James Madison Papers

Outline of Speech in Support of Direct Taxation, [11 June] 1788

Outline of Speech in Support of Direct Taxation

[11 June 1788]1

direct taxation


I. necessary.

1. for punctuality—credit—suppose war & most to feared &c—free ships free goods.

2. conditl. taxn. produce failure from

3 distrust of concurrent exertions amg. Sts who will deliberate

4. Some Sts less in danger & less willing to exert.

5. Contests between Congs & Sts.

6 effect of being punishment & St. on side of people.
Represents. of particular oppose 1st. in Congs. then elsewhere.

7. case of partial payments within time.

8. prevent whole burden on imposts & S. Sts.

9. imports not eno’—now—& decrease in war—& manufactures.

10. Secure responsibility—when not to fix sum only—but find means—

II. practicable

1. 10 or 15 men eno’ for this State

2. aid of State laws—

3. increase of mutual knowledge

4. land—poll—property

5 uniformity not essential—Engd. & Scotd.—local customs.

6. concurrent collections—as both act for people.

III. Safe

1 to public liberty—Reps. of large distrcts—as London &c.

2. comparative dependence & influence of Genl & St: Govts—

3. No members of St: Govt. elected by Genl. Govt.

4. Presidt. elected under influence of St: Legislre.

5. Senate appd. by St: Legislres—
Col: Monroes idea & inconsistency here—

6. H. of Reps—attached to Sts: more than Senate.

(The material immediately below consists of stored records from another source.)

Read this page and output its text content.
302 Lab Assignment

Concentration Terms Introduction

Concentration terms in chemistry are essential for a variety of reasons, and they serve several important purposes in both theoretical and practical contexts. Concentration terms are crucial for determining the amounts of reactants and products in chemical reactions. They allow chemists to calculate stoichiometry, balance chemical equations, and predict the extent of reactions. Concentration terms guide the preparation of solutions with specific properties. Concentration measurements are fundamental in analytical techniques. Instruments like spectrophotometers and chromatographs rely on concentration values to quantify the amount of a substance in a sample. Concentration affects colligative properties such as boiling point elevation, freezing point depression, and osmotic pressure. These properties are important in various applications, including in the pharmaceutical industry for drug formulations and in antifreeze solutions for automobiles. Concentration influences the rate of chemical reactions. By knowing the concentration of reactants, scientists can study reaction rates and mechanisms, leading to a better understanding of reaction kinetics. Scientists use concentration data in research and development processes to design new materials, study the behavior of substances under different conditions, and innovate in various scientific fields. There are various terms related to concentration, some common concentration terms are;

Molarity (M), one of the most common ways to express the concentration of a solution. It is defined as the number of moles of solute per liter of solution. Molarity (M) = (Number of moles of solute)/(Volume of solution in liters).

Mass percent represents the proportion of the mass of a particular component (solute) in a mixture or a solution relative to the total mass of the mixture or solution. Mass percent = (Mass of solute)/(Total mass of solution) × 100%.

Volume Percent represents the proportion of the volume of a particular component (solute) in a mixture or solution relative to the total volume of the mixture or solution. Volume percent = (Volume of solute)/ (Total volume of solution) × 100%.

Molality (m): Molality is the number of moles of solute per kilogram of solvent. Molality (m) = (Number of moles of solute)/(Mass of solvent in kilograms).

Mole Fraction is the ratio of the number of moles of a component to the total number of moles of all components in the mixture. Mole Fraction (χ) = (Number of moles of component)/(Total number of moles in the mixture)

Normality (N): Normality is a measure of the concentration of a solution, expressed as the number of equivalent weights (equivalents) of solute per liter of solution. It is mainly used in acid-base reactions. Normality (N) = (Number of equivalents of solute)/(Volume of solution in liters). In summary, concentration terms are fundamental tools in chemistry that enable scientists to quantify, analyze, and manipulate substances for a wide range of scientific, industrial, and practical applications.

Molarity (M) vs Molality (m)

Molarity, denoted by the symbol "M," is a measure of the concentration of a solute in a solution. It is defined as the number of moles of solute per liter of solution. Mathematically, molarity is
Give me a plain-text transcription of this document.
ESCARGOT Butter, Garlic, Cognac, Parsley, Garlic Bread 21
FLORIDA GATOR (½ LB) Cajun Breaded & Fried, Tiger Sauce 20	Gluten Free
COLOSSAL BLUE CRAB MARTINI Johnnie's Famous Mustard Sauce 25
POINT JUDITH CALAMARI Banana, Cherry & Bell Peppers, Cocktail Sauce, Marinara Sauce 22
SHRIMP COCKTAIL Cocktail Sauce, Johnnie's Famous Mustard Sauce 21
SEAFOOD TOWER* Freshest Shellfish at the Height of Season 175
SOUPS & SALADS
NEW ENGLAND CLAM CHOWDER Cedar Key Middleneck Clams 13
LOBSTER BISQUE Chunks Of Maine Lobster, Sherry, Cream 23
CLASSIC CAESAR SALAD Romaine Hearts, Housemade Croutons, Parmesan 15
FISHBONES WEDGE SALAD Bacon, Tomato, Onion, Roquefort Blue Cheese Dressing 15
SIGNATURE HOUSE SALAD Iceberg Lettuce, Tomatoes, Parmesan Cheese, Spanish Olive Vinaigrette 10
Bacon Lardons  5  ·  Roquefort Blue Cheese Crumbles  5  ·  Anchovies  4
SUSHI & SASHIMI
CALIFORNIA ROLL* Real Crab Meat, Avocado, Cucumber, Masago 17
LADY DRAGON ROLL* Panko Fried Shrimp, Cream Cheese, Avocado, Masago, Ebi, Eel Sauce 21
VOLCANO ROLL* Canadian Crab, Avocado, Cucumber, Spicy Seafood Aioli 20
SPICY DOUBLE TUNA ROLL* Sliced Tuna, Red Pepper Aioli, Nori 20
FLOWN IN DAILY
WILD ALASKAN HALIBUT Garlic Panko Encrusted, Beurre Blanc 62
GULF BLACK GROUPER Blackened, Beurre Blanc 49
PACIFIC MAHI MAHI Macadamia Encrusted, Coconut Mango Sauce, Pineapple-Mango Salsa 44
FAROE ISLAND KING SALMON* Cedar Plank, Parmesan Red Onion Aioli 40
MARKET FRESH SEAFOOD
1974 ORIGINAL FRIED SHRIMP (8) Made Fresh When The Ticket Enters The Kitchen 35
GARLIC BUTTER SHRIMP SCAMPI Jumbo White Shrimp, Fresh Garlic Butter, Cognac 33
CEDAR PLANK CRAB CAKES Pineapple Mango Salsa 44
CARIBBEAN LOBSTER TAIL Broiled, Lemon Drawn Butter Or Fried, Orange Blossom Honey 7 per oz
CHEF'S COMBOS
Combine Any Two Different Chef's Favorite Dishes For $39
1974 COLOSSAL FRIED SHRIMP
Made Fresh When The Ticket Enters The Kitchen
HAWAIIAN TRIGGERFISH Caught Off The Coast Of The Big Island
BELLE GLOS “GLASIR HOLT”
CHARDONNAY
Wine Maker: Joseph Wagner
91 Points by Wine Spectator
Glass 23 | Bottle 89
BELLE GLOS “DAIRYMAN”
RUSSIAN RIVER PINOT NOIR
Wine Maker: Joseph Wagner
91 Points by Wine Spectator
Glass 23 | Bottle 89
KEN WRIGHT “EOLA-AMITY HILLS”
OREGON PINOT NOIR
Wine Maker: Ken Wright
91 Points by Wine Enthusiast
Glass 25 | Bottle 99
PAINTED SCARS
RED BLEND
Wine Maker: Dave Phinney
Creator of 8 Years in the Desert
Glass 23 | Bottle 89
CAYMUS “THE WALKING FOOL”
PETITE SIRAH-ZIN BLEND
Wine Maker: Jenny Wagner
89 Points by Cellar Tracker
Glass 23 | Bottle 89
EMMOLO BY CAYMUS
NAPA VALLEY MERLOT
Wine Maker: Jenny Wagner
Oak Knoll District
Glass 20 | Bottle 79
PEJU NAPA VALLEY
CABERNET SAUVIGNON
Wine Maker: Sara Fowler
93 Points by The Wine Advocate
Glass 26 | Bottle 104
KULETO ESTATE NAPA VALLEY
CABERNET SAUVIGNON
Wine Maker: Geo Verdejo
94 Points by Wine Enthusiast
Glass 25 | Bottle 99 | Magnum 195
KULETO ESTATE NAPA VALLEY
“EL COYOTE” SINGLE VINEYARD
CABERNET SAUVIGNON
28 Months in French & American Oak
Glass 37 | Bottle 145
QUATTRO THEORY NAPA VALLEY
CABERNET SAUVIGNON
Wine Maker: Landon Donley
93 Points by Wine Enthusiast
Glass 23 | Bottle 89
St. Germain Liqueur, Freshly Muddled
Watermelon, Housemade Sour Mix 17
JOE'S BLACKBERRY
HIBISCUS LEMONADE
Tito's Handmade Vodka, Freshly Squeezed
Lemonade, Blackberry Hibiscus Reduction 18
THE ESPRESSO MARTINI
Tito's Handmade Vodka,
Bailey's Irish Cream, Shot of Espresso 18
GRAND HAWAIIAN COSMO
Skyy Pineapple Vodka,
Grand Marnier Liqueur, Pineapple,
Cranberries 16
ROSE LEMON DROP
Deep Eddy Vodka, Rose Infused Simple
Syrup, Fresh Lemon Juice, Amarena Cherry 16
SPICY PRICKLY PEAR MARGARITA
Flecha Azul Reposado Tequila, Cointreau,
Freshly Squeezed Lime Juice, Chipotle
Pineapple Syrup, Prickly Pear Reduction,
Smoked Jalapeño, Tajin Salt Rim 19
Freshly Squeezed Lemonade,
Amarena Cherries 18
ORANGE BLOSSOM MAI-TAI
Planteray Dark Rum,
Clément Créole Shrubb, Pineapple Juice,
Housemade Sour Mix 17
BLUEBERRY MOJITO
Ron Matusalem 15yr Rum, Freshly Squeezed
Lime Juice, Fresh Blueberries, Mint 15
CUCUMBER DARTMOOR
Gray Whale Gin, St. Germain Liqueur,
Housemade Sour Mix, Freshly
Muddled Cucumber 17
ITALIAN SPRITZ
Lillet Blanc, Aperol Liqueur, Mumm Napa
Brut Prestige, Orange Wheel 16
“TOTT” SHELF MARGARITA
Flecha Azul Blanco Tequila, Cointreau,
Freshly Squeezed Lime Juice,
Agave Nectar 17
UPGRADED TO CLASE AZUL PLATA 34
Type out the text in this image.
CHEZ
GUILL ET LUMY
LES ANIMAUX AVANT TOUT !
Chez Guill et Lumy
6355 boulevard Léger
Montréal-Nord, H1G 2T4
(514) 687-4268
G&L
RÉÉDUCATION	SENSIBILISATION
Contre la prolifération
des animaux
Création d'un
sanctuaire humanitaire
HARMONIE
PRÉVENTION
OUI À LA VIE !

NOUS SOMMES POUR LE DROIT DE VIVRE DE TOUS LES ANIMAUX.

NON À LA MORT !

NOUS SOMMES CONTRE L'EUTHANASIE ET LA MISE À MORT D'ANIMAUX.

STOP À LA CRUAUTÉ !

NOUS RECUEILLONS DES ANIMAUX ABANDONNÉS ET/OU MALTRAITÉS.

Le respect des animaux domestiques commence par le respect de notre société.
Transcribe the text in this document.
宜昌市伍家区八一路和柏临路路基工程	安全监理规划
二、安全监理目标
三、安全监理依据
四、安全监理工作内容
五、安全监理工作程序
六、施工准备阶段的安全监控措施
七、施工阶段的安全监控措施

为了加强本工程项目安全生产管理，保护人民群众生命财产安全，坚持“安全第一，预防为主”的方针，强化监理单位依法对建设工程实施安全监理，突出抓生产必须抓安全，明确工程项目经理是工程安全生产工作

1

7. people of Sts. attachd. to St: Govts.

8. compare no. of appointmts.

9. compare powers—

10. powers of Congs. same only as of Confedn. substantiated.—case of Congs [Issuing?] paper money.

IV. Œconomical

1—as to customs

2. as in place of 1500, or 2000 Members.

3—as less mutable—& less exposed to speculations &c.

Ms (DLC). Docketed by Rives: “Notes for speech on power of Direct taxation in Virginia Convention on the 11 June 1788 / See Debates p. 180–90.”

1JM’s illness probably prevented him from attending the 9 June session, but he was present for James Monroe’s speech of 10 June. Monroe objected to the power of direct taxation as “unnecessary, impracticable under a democracy; and if exercised, as tending to anarchy, or the subversion of liberty, and probably the latter” (Robertson, Virginia Debates description begins David Robertson, Debates and Other Proceedings of the Convention of Virginia (2d ed.; Richmond, 1805). description ends , p. 158). Having prepared notes for his reply, JM delivered what the historian of the convention called “the most elaborate speech of his whole life” (Grigsby, Virginia Convention of 1788, I, 187).